Le vote se déroule dans les couloirs du General Assembly : 193 États membres, deux tours de scrutin, majorité absolue requise. Le résultat final ? 90 voix pour le Portugal, 89 pour l’Autriche, et 84 contre l’Allemagne. Un écart de moins de 5 % qui change tout.

Pourquoi le Portugal et l’Autriche ont-ils séduit les électeurs ?

Leurs campagnes ont mis en avant trois leviers clés : engagement climatique, médiation régionale et promesse de rotation plus fréquente des postes de présidence au sein du Conseil. Le Portugal a présenté un plan détaillé de réduction des émissions carbone, tandis que l’Autriche a rappelé son rôle historique de pont entre l’Est et l’Ouest.

Les raisons cachées de la défaite allemande

Plusieurs analystes pointent du doigt le « fatigue diplomatique ». Après les crises en Ukraine et en Syrie, certains États membres ont cherché à diversifier les voix, craignant une domination occidentale persistante. De plus, les récentes positions allemandes sur la protection des données et le commerce des licences technologiques ont suscité des réticences dans des pays plus protecteurs de leur souveraineté.

Des répercussions immédiates pour Berlin

Le gouvernement fédéral a immédiatement annoncé la création d’un groupe de travail dédié à « repenser notre diplomatie multilatérale ». Le ministre des Affaires étrangères, Annika Lehn, a déclaré que l’Allemagne n’allait pas « se replier », mais « recalibrer » ses priorités pour regagner la confiance des partenaires.

Ce que cela signifie pour le Conseil de sécurité

Le Portugal et l’Autriche apporteront une perspective nouvelle : le premier mettra l’accent sur les enjeux migratoires en Méditerranée, le second sur les conflits du Caucase. L’équilibre du Conseil pourrait donc basculer, avec une voix plus vocale sur le climat et une approche plus pragmatique des sanctions.

Réactions du public et des réseaux sociaux

Sur X, les hashtags #AllemagneOut et #NouvelleVoixONU ont fusé, générant plus de 12 000 tweets en moins d’une heure. En France, les commentaires soulignent à la fois l’inquiétude d’une perte de poids germanique et l’espoir d’un Conseil plus varié.

Quel avenir pour Berlin sur la scène internationale ?

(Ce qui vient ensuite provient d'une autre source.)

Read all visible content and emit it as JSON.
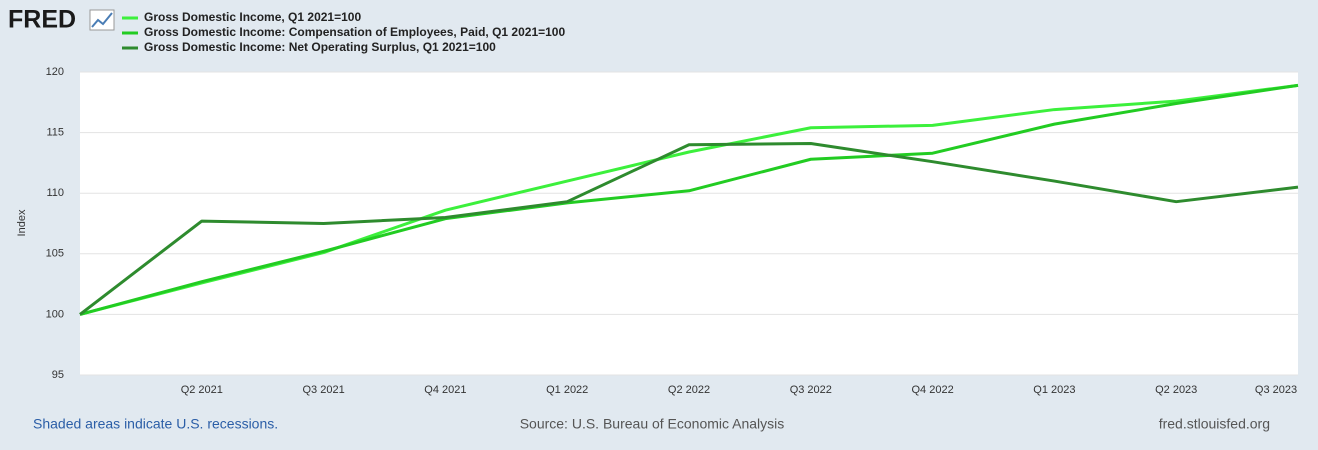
{
  "logo": "FRED",
  "chart_data": {
    "type": "line",
    "y_label": "Index",
    "categories": [
      null,
      "Q2 2021",
      "Q3 2021",
      "Q4 2021",
      "Q1 2022",
      "Q2 2022",
      "Q3 2022",
      "Q4 2022",
      "Q1 2023",
      "Q2 2023",
      "Q3 2023"
    ],
    "series": [
      {
        "name": "Gross Domestic Income, Q1 2021=100",
        "color": "#3cf03c",
        "values": [
          100,
          102.6,
          105.1,
          108.6,
          111.0,
          113.4,
          115.4,
          115.6,
          116.9,
          117.6,
          118.9
        ]
      },
      {
        "name": "Gross Domestic Income: Compensation of Employees, Paid, Q1 2021=100",
        "color": "#22cc22",
        "values": [
          100,
          102.7,
          105.2,
          107.9,
          109.2,
          110.2,
          112.8,
          113.3,
          115.7,
          117.4,
          118.9
        ]
      },
      {
        "name": "Gross Domestic Income: Net Operating Surplus, Q1 2021=100",
        "color": "#2e8b2e",
        "values": [
          100,
          107.7,
          107.5,
          108.0,
          109.3,
          114.0,
          114.1,
          112.6,
          111.0,
          109.3,
          110.5
        ]
      }
    ],
    "ylim": [
      95,
      120
    ],
    "yticks": [
      95,
      100,
      105,
      110,
      115,
      120
    ],
    "grid": true,
    "note": "Shaded areas indicate U.S. recessions.",
    "source": "Source: U.S. Bureau of Economic Analysis",
    "url": "fred.stlouisfed.org"
  }
}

Le défi est double : reconquérir le siège en 2029 et, entre‑temps, démontrer que la puissance allemande ne se mesure pas qu’à un fauteuil. Les prochains mois verront des initiatives renforcées en Afrique, en Amérique latine et dans les forums de la société civile.

En bref, leçon à retenir

Cette défaite n’est pas une fin, mais un signal : le système de l’ONU évolue, et même les géants doivent se réinventer. Le Portugal et l’Autriche seront sous les projecteurs, tandis que l’Allemagne travaille en coulisses pour revenir plus forte.